The Aadhaar centre person collects two of your documents – passport, electricity bill, driving licence, PAN card, ration card – then takes your fingerprints and a retina scan. Anyone who has gone to an Aadhaar centre knows how rudimentary the facilities are.

Unlike the election card, or a passport, where the photograph is quite clearly visible for facial recognition, many Aadhaar cards have the photograph as a dark blob, making visual comparison of the Aadhaar photograph with the face almost impossible.  So one has to reply only on the Aadhaar number. It is this number which is then authenticated by the UIDAI’s central servers as belonging to a particular name.  

If the original applicant had submitted forged documents either in collusion with the temporary staff of the Aadhaar registration centre, or without the knowledge of the staff, the person will be “authenticated” not identified.  Even a photograph comparison with the face is not possible. Nor is there the image of a signature that PAN cards have.  The entire process hinges on a number, nothing more.  And this is authenticated, not identified.

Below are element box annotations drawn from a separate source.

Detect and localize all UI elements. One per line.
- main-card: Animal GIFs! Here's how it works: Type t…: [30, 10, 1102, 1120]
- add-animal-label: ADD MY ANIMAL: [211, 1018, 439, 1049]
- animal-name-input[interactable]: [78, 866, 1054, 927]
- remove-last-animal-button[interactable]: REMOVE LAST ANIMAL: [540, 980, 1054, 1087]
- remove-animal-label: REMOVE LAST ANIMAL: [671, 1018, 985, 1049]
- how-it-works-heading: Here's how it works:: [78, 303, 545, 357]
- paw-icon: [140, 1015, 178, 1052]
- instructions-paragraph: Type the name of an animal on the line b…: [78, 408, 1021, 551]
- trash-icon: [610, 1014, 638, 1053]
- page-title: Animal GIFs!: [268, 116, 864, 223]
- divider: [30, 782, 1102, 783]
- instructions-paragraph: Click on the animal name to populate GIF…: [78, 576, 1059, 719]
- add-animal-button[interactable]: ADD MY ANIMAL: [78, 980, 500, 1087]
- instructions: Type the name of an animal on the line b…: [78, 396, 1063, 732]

That raises the next question:  Have frauds been discovered?  The answer is yes.  According to a statement made by Union minister Ravi Shankar Prasad on 10 April 2017 and widely reported in the media, as many as 34,000 Aadhaar registration agencies had been blacklisted.  There is no indication as yet of how many people these agencies had already registered for their Aadhaar cards.  Experts believe that assuming 50 people at each of these centres for 365 days a year, the numbers registered could easily exceed half a billion.
Hence it is ironic that the Aadhaar card is being used for identification. “This revelation comes even as the Supreme Court is hearing over 22 PILs challenging the use of Aadhaar. The Aadhaar is being used widely by government and private parties for identification of individuals. The revelation that the UIDAI does not identify anyone comes as a shocker for processes that rely on the UIDAI for identification,” says Saraph.

“It is evident that the UIDAI distorts the legal meaning of identification and authorisation causing legal sanction to processes that have neither the consent nor the knowledge of authenticated individuals as they were never identified,” he adds.

Can this lead to huge financial frauds? Yes, indeed. But that will be discussed later. But an indication here should suffice.  The government has allowed authentication through an Aadhaar card enough to get a SIM card, transfer property, transfer money and even open bank accounts.  No longer will the bank manager be required to identify the proposed account holder. Suddenly, authentication is sought to become more important than identification.